Contrasted with Levine, Dodgson is perpetually dour; even his own henchman finds him “creepy” (34). The reader first meets him in a clandestine rendezvous with a plan to steal the fertilized eggs at Site B, wherever it is. When Levine suddenly leaves Berkeley (and his court-ordered community service) Dodgson knows the game is afoot. Dinosaurs have little value to Dodgson except as an opportunity to make money. Dodgson represents science driven only by the bottom line.

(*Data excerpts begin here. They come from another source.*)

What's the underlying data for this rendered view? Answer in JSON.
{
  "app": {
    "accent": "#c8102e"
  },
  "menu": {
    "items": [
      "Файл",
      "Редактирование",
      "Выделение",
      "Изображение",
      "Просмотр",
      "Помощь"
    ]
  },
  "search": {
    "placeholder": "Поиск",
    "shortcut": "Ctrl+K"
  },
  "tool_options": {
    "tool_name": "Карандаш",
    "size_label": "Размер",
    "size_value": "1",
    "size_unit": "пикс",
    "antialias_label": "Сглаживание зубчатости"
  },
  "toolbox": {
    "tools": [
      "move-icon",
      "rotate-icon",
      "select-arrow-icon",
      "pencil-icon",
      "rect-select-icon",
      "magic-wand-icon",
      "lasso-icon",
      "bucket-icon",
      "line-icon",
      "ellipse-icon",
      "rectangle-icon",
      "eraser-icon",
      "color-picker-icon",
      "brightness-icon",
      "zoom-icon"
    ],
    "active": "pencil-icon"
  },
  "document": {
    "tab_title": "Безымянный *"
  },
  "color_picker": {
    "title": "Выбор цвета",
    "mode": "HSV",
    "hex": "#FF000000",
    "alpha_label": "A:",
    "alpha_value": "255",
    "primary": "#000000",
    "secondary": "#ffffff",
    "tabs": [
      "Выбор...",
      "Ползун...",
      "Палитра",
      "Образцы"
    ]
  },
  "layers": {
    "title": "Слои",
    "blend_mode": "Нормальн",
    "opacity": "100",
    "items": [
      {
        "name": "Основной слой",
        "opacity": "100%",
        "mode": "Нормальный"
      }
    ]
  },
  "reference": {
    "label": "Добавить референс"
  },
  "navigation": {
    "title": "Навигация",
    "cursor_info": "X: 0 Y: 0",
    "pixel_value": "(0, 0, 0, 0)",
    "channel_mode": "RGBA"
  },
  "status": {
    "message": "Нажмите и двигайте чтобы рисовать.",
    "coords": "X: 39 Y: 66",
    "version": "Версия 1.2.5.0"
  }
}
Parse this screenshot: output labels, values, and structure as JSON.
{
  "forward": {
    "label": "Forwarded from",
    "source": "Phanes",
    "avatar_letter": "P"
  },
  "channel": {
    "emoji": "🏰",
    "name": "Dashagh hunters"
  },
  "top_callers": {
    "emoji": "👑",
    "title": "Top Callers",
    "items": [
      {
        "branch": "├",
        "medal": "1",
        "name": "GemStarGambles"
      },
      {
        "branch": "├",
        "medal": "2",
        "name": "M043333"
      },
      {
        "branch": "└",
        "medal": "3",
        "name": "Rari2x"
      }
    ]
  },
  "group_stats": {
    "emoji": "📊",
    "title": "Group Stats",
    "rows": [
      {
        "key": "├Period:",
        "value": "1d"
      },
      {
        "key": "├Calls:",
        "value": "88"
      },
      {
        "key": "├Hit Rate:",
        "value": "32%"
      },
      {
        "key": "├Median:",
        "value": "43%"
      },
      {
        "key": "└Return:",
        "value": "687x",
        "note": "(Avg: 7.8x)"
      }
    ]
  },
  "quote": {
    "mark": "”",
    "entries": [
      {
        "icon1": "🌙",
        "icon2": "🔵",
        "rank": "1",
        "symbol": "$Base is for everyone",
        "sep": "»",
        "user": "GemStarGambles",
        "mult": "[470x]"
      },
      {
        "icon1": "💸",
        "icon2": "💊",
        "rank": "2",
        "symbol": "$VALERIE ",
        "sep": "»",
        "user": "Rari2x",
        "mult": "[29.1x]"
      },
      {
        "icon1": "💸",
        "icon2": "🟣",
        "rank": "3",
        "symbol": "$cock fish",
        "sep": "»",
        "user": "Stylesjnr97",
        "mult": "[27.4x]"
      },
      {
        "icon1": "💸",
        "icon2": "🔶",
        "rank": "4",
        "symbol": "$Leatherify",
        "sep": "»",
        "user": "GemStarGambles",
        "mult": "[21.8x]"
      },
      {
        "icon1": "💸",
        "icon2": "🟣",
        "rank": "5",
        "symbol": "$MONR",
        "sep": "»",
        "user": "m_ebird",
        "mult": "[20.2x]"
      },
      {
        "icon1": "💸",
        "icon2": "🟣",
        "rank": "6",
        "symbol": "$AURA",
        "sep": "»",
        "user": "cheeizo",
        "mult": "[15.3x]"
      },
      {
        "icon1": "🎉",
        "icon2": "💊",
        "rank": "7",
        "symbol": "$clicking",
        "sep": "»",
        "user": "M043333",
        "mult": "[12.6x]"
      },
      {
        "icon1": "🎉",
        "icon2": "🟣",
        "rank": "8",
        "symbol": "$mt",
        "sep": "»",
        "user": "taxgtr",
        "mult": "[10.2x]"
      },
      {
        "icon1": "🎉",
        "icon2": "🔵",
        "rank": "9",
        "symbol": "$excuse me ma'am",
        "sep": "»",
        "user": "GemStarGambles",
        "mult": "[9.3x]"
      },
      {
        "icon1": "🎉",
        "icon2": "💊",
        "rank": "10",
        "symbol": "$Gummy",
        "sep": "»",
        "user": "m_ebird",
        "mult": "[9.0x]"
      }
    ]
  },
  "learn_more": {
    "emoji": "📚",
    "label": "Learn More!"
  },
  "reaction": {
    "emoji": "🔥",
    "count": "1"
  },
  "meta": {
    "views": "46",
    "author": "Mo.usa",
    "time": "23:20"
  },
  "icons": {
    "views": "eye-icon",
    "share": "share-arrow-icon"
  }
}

Against these two polar opposites—the scientist as child, the scientist as entrepreneur—Crichton introduces retired civil engineer Dr. James Thorne, a character who offers a balance between those two extremes. Thorne is a pragmatist, a problem-solver who does not get distracted by theories or by the bottom line. He curtailed his academic career because he was disenchanted by academia and its neglect of hands-on practical science. Levine turns to Thorne to build the special equipment he believes he will need to study the animals he believes are on Isla Sorba, and Kelly and Arby turn to Thorne when they are concerned over Levine’s disappearance. Thorne acts decisively and morally when he realizes Levine is in danger, saying: “We have to find him…Right away” (68).